Abstract
This paper presents a novel reinforcement learning (RL) framework for adaptive order execution in cryptocurrency markets. Our approach uses a Proximal Policy Optimization (PPO) agent trained on historical order book data to minimize execution slippage while maximizing fill rates across varying market conditions.
Introduction
Large order execution in cryptocurrency markets presents unique challenges compared to traditional finance. Thin order books, fragmented liquidity across exchanges, and 24/7 operation require execution algorithms that can adapt in real-time to changing market microstructure.
Methodology
We trained a PPO agent on 12 months of Level 2 order book data from Binance, Coinbase, and Kraken for BTC/USDT and ETH/USDT pairs.
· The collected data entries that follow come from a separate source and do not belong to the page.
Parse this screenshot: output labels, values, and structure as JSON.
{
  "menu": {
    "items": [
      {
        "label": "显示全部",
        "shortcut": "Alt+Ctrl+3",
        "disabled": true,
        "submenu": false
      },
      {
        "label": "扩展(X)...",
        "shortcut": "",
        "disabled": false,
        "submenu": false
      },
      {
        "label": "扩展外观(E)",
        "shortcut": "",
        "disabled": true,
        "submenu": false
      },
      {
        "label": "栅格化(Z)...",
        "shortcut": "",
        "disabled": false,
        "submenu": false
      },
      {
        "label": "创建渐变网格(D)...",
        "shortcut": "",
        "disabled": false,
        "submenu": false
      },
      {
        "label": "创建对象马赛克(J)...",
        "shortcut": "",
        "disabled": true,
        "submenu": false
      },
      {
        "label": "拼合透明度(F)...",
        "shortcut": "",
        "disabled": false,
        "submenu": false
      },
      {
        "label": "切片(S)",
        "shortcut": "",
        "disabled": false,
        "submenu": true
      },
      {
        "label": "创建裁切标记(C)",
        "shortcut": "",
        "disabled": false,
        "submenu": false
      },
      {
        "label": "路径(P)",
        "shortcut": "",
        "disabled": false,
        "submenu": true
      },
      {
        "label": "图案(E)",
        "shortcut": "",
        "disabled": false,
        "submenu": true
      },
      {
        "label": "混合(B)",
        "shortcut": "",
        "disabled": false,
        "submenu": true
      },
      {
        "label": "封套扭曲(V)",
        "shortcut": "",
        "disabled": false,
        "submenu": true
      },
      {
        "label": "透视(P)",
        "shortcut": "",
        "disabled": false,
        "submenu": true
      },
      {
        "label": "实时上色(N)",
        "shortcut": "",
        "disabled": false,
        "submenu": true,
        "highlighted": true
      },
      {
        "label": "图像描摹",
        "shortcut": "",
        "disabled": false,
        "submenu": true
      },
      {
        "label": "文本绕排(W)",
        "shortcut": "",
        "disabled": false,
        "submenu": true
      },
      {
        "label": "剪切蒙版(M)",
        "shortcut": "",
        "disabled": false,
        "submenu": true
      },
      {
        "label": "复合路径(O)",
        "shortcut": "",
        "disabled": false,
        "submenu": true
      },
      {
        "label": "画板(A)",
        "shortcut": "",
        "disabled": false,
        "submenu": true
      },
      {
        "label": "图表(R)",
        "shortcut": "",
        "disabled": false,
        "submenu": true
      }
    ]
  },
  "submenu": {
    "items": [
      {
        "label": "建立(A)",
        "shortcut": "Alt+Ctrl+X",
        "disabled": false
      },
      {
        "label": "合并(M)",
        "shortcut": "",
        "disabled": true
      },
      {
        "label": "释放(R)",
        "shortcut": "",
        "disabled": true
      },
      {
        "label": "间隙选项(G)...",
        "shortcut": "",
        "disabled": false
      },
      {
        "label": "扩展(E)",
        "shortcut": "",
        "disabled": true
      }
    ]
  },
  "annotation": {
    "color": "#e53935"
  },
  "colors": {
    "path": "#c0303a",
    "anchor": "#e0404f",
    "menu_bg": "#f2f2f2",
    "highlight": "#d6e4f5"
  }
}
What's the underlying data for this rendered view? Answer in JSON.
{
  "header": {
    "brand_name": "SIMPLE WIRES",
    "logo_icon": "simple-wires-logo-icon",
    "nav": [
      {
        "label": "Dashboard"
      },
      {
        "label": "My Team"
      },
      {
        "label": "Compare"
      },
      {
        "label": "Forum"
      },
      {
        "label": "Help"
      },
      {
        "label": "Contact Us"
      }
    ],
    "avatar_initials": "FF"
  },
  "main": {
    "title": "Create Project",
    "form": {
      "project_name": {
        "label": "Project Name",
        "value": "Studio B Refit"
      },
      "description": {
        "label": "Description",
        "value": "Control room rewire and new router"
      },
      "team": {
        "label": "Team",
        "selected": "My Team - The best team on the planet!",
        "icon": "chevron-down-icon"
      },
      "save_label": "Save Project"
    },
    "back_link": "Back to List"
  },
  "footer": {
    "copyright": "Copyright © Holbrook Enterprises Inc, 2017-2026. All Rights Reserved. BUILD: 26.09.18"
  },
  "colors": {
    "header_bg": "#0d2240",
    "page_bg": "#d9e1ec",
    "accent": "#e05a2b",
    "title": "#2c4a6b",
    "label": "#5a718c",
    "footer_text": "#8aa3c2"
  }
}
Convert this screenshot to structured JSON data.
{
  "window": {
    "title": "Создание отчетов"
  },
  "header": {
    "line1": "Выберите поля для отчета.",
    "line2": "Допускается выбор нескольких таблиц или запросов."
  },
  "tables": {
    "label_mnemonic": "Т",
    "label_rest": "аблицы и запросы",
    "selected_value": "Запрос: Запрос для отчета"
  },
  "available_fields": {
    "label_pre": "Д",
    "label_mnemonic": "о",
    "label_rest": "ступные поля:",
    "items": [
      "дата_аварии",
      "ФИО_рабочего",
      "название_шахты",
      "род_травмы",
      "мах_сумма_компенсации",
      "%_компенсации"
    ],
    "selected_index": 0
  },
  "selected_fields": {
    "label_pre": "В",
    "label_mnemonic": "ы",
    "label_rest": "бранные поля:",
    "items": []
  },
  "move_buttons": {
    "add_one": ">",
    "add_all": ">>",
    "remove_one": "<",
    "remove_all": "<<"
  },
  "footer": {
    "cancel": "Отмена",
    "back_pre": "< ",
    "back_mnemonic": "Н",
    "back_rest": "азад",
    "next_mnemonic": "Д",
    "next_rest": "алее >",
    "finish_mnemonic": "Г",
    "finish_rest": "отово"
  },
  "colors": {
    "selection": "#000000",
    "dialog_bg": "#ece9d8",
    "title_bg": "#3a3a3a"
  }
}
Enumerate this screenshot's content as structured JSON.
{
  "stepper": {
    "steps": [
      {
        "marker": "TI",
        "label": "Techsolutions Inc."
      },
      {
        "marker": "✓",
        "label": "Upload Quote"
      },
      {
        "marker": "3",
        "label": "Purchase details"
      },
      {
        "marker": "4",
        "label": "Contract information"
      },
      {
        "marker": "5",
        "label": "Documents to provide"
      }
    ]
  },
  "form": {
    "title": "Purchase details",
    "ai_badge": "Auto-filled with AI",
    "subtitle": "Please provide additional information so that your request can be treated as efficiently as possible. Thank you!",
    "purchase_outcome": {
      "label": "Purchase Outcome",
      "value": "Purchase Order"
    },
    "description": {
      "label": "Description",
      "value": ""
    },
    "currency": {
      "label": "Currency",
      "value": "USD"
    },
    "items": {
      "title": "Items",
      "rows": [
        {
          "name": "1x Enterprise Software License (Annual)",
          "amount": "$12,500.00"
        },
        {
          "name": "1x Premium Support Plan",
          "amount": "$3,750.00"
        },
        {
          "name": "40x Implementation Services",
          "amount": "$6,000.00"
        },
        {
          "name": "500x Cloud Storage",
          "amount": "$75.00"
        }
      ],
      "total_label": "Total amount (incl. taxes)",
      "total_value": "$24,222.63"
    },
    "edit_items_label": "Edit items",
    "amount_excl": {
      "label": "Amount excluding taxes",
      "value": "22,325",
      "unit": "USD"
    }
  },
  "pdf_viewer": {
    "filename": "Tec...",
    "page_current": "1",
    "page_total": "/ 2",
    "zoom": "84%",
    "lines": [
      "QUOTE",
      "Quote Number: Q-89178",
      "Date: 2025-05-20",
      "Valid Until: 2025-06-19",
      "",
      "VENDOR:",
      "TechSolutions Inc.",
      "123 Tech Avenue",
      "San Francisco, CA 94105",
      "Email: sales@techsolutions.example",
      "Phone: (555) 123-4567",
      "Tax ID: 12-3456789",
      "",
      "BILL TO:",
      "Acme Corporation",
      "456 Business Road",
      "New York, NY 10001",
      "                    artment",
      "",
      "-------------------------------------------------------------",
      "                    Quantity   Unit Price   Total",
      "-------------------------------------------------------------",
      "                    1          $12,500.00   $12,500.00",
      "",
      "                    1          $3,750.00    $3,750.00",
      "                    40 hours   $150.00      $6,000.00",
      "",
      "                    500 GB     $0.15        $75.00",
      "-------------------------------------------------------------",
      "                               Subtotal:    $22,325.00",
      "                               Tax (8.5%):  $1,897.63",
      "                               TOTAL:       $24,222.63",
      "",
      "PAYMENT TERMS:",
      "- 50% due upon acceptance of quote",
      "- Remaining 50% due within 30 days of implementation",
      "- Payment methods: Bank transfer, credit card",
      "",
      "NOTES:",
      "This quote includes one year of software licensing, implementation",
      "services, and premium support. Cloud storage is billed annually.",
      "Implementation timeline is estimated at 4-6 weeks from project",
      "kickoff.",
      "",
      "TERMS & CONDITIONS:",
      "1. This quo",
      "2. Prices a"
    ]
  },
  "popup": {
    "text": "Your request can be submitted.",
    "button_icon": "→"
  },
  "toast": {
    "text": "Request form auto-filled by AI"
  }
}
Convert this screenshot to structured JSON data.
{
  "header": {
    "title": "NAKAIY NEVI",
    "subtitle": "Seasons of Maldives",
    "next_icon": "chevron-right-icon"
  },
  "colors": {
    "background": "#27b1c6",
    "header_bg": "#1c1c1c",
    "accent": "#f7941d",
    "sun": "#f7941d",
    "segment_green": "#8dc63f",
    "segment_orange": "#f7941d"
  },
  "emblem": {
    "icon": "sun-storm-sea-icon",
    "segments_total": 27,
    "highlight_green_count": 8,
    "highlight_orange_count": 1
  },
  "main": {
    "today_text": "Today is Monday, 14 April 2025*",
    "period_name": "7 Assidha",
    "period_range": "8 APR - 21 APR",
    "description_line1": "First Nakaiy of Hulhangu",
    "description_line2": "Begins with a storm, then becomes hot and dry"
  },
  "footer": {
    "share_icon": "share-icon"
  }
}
The state space includes:
- Current order book depth (10 levels)
- Recent trade flow imbalance
- Volatility regime indicator
- Remaining order quantity
- Time elapsed since order start
The action space consists of limit order placement at various price levels and market order triggers.
Results
| Metric | TWAP Baseline | VWAP Baseline | RL Agent |
|---|---|---|---|
| Avg Slippage (bps) | 12.4 | 8.7 | 4.2 |
| Fill Rate | 94.2% | 96.1% | 98.7% |
| Execution Time | Fixed | Fixed | Adaptive |
Our RL agent reduced average slippage by 52% compared to VWAP and achieved a 98.7% fill rate across all test scenarios.
Conclusion
Reinforcement learning provides a powerful framework for adaptive order execution in crypto markets. The agent's ability to learn market microstructure patterns and adjust execution strategy in real-time offers significant advantages over static algorithmic approaches. Future work will extend this framework to cross-exchange execution and DeFi AMM interactions.